Lo spettro del ramsomware. Gli attacchi nel 2021 hanno avuto un impatto molto più esteso rispetto al 2020. Il 68% del campione ha dichiarato di avere affrontato almeno un’infezione ransomware derivante da insidie provenienti via email. Quasi il 60% delle vittime del ransomware ha pagato un riscatto, il 32% ha pagato ulteriori somme per riottenere l’accesso a dati e sistemi. Il 54% ha riottenuto l’accesso a dati e sistemi dopo il primo pagamento, mentre il 4% non ha mai più avuto accesso anche dopo avere pagato. Il 10% ha rifiutato di pagare ulteriori richieste di riscatto rinunciando di fatto ai propri dati.

La formazione. Il passaggio al lavoro ibrido ha subito un’accelerazione nel 2021, con l’81% delle organizzazioni che afferma che più della metà dei propri dipendenti sta lavorando da remoto, parzialmente o completamente, a seguito della pandemia. Tuttavia, in base a quanto emerge dal rapporto, solo il 37% forma i lavoratori sulle migliori pratiche per il lavoro da remoto. In tale contesto, il 97% dei lavoratori ha affermato di avere una rete wi-fi a casa, ma solo per il 60% è protetta da password.

«Gli intervistati hanno sperimentato un aumento degli attacchi mirati nel 2021 rispetto al 2020 e la nostra analisi ha mostrato che la conoscenza stessa delle parole chiave della sicurezza come phishing, malware, smishing e vishing è diminuito significativamente», aggiunge Luca Maiocchi, «la mancanza di consapevolezza e i comportamenti di sicurezza lassisti dimostrati dai lavoratori creano un rischio sostanziale per le organizzazioni e la loro produttività».

Molti dipendenti hanno comportamenti a rischio e non seguono le migliori pratiche di cybersecurity.

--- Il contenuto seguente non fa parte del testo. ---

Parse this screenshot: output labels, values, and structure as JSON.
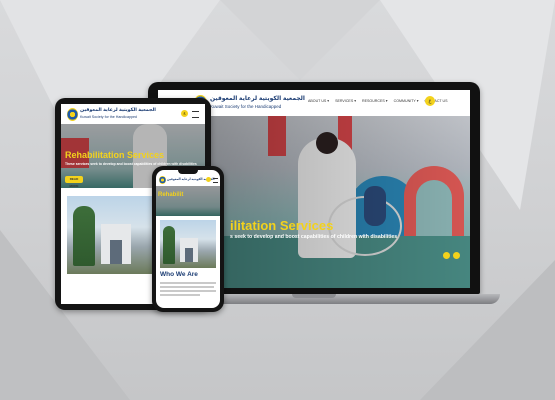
{
  "laptop": {
    "brand_arabic": "الجمعية الكويتية لرعاية المعوقين",
    "brand_english": "Kuwait Society for the Handicapped",
    "nav": [
      "ABOUT US ▾",
      "SERVICES ▾",
      "RESOURCES ▾",
      "COMMUNITY ▾",
      "CONTACT US"
    ],
    "lang_button": "ع",
    "hero_title": "ilitation Services",
    "hero_subtitle": "s seek to develop and boost capabilities of children with disabilities"
  },
  "tablet": {
    "brand_arabic": "الجمعية الكويتية لرعاية المعوقين",
    "brand_english": "Kuwait Society for the Handicapped",
    "lang_button": "ع",
    "hero_title": "Rehabilitation Services",
    "hero_subtitle": "These services seek to develop and boost capabilities of children with disabilities",
    "read_more": "READ MORE"
  },
  "phone": {
    "brand": "الجمعية الكويتية لرعاية المعوقين",
    "hero_title": "Rehabilit",
    "section_title": "Who We Are"
  },
  "colors": {
    "accent_yellow": "#f3d21c",
    "brand_navy": "#1b3c73",
    "device_black": "#141414"
  }
}
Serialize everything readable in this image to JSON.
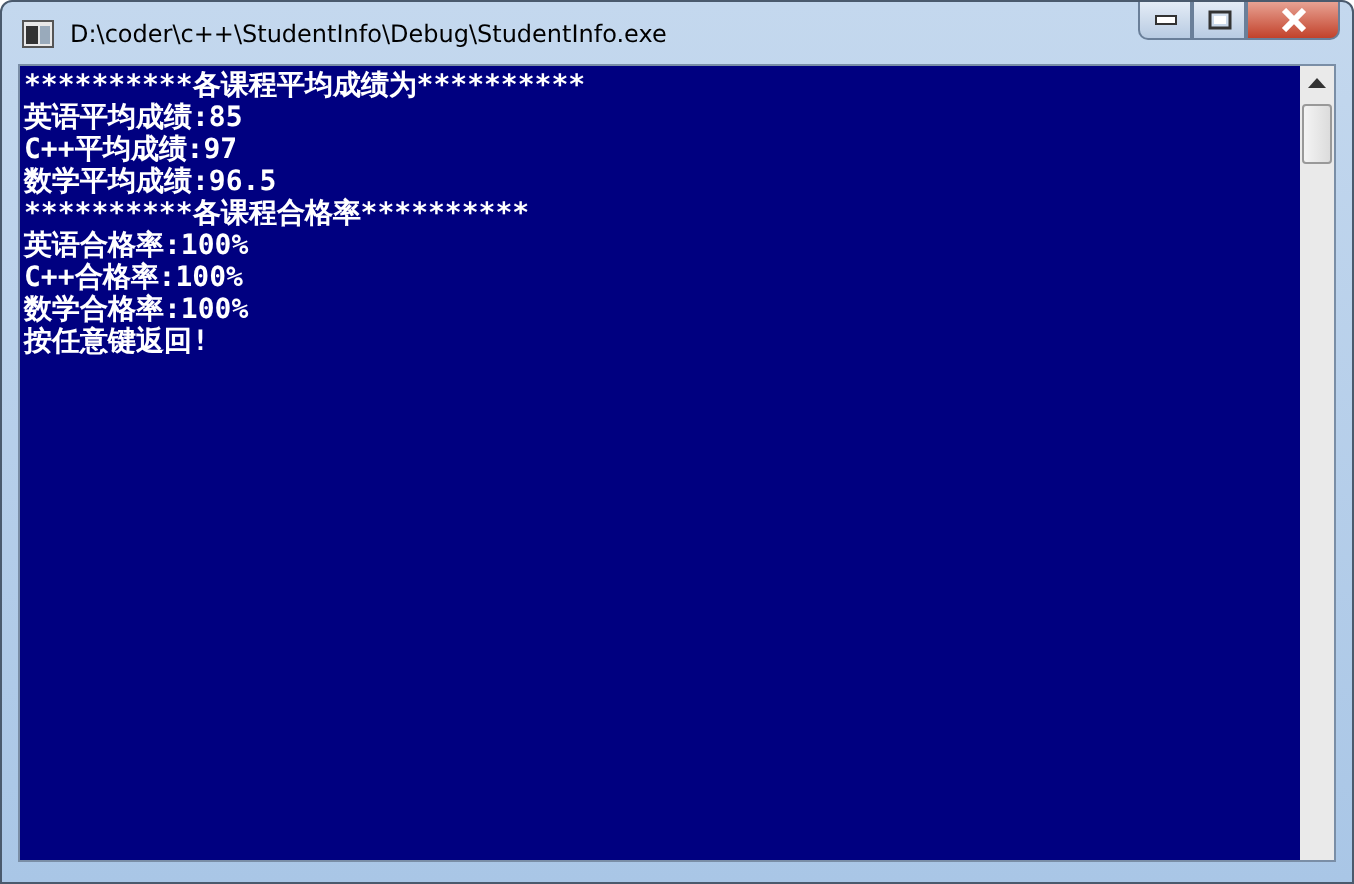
{
  "window": {
    "title": "D:\\coder\\c++\\StudentInfo\\Debug\\StudentInfo.exe"
  },
  "console": {
    "lines": [
      "**********各课程平均成绩为**********",
      "英语平均成绩:85",
      "C++平均成绩:97",
      "数学平均成绩:96.5",
      "**********各课程合格率**********",
      "英语合格率:100%",
      "C++合格率:100%",
      "数学合格率:100%",
      "按任意键返回!"
    ]
  }
}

Il 42% ha ammesso di avere compiuto un’azione pericolosa, cliccando su un link dannoso, scaricando malware o esposto i propri dati personali o le credenziali di accesso. Inoltre, il 56% delle persone che ha accesso ad un dispositivo fornito dal datore di lavoro ha permesso ad amici e familiari di utilizzarlo per giocare, guardare contenuti in streaming e fare acquisti online.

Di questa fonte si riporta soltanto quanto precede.